Conceding that agriculture declined when the Moors were
expelled, he warns against interpreting this as proof of Muslim
accomplishment, because wherever the Moors went they destroyed
agriculture; they did not promote it. The secret was that the good
agriculture of the Moorish period was attributable to Spanish
farmers using Spanish methods. They had converted to Islam,
but when the Moors left, they left too, out of loyalty to their new
religion. Bertrand’s final comment is unqualified: ‘On balance,
it can fairly be said that the Muslim domination was a great
misfortune for Spain.’
If I were forced to choose between the sentimentalities of
Washington Irving and the hard analysis of Louis Bertrand, I
would be inclined toward the latter, but I suspect that Bertrand’s
strictures are somewhat more harsh than truth would dictate, for
I detect in his argument more a defense of France’s contemporary
policy vis-à-vis the difficult Muslims of North Africa than a
concern for Spain’s historic problems with those same people. It
seems to me that Bertrand underemphasizes the artistic
accomplishments of the Muslims while overstressing their cruelty;
but on one point he is eminently sound and it is one that has not
been stressed before: that Spain’s proven incapacity to govern
herself in the responsible French-English-American pattern is
due primarily to her extended experience with Muslims, who
fragmented their own holdings into a score of petty principalities
and who prevented Spain from doing otherwise until the habit
became so ingrained that regional economic separatism became
the curse of Spanish life, whether in the homeland or in the
Americas. It is this dreadful heritage of anarchy that keeps the
Spanish republics of our hemisphere in confusion.

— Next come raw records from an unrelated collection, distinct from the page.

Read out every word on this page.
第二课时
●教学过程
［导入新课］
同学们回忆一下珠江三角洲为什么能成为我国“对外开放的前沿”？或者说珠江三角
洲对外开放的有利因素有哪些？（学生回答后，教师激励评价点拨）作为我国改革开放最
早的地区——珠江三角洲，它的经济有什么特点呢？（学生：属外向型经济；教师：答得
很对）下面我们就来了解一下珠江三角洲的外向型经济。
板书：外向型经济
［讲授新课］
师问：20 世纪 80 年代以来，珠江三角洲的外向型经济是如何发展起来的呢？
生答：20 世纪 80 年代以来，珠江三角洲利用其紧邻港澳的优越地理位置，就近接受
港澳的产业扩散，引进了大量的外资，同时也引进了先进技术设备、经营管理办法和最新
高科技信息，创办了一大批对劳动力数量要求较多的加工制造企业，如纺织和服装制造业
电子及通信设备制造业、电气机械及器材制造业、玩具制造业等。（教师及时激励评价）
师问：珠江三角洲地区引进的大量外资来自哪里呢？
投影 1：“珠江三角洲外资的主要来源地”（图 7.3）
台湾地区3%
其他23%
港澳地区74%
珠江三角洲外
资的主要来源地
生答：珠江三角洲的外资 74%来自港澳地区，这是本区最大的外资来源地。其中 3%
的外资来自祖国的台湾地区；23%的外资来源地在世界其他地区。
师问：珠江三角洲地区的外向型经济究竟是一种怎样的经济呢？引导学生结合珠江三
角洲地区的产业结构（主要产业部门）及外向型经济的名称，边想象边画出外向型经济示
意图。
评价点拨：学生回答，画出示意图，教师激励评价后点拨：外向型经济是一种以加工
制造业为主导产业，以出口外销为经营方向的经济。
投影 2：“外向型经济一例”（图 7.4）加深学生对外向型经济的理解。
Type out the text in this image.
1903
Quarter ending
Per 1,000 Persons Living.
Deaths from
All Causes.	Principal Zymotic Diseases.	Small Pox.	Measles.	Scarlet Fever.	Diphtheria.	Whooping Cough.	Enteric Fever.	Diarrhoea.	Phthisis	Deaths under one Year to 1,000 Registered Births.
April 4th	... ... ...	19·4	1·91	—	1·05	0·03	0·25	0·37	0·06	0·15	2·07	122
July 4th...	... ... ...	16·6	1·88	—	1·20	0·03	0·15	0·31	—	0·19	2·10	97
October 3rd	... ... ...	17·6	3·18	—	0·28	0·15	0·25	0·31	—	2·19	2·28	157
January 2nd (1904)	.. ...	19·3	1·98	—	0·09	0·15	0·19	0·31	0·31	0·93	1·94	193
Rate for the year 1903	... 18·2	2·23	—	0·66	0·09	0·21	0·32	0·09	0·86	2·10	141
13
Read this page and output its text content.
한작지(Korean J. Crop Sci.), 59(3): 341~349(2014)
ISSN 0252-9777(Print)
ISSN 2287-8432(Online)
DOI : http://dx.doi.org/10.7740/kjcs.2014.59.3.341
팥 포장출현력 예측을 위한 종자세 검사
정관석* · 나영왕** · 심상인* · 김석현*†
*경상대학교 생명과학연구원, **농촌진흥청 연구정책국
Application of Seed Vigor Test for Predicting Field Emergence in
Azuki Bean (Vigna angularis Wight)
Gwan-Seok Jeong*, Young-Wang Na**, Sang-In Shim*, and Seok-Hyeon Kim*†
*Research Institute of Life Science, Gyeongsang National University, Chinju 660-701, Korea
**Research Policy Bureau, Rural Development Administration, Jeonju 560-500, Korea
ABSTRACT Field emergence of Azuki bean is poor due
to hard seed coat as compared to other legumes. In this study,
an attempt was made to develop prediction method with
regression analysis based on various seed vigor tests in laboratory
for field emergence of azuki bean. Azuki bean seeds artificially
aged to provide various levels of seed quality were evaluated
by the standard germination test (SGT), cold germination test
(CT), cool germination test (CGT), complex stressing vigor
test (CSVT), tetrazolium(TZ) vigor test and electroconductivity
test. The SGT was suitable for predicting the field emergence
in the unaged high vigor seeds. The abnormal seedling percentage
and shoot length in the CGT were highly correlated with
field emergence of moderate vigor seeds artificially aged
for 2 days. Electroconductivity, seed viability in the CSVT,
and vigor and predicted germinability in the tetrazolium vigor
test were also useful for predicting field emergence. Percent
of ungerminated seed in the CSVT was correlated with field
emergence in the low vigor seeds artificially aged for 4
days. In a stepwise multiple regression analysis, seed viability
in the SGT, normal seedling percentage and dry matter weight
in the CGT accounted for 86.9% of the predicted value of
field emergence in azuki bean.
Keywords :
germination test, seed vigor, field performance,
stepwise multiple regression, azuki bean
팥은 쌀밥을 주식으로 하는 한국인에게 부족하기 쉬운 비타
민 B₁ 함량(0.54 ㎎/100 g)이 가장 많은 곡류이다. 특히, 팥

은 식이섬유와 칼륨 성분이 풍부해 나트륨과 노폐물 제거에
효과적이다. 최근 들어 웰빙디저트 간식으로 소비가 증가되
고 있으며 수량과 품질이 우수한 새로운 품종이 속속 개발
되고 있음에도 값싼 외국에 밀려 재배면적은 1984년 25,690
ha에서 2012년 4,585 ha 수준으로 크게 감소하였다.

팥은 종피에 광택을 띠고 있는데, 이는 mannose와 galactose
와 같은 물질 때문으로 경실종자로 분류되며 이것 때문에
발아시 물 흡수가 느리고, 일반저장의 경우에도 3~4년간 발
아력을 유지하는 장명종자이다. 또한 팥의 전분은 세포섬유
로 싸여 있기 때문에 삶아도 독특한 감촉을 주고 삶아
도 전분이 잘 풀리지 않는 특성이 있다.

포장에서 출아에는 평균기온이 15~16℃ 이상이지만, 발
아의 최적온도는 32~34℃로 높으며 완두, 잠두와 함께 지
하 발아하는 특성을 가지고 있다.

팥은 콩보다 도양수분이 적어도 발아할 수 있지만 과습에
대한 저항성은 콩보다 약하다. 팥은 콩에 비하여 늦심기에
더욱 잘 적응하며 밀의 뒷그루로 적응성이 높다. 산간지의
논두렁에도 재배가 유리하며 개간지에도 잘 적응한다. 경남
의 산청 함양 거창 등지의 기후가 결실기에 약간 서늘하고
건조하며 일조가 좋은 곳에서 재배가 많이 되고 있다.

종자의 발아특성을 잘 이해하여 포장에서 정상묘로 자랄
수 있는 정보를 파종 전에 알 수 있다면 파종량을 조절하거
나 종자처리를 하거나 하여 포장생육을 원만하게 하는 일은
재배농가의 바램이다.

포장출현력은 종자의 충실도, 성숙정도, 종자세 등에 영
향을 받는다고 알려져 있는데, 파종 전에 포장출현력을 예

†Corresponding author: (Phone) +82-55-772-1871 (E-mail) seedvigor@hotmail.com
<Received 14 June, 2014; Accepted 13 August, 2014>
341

I was restrained from accepting all of Bertrand’s conclusions
by a curious experience I was having in the Alhambra. Whenever
I was tempted to agree that the Moors were as bad as Bertrand
said, I would close my books and walk out into the gardens, and
there I would find myself face to face with that hideous stone
palace which Carlos V had caused to be built in the middle of the
grounds and juxtaposed to the loveliest of the Alhambra palaces.
One sight of that monstrous edifice, better suited to a cliff along
the Rhine than to Granada, satisfied me that although the Moor
may have had faults, he also had taste; this castle was so alien to
the spirit of the Alhambra that no reconciliation of Spanish ideals
and Moorish was possible.
The castle boasts a façade that is grotesquely ugly, as if someone
had set out to burlesque the worst taste of the time. Its lower
ranges consist of massive stones cut in that style which leaves the
central area six or eight inches higher than the edges, producing
an effect of brute strength, while the upper portions consist of
some of the heaviest and most overly ornamented windows I had
ever seen. Since the sides of the building form a square, what one
has is an undigested cube of rock, and whoever designed it failed
to realize that when plumped down beside the delicate Moorish
palaces upon which it encroaches, it could only look ridiculous.
There were reasons to forgive the intrusion of the cathedral in
the middle of Córdoba’s Great Mosque, but the Carlos V castle
in the Alhambra can have no justification.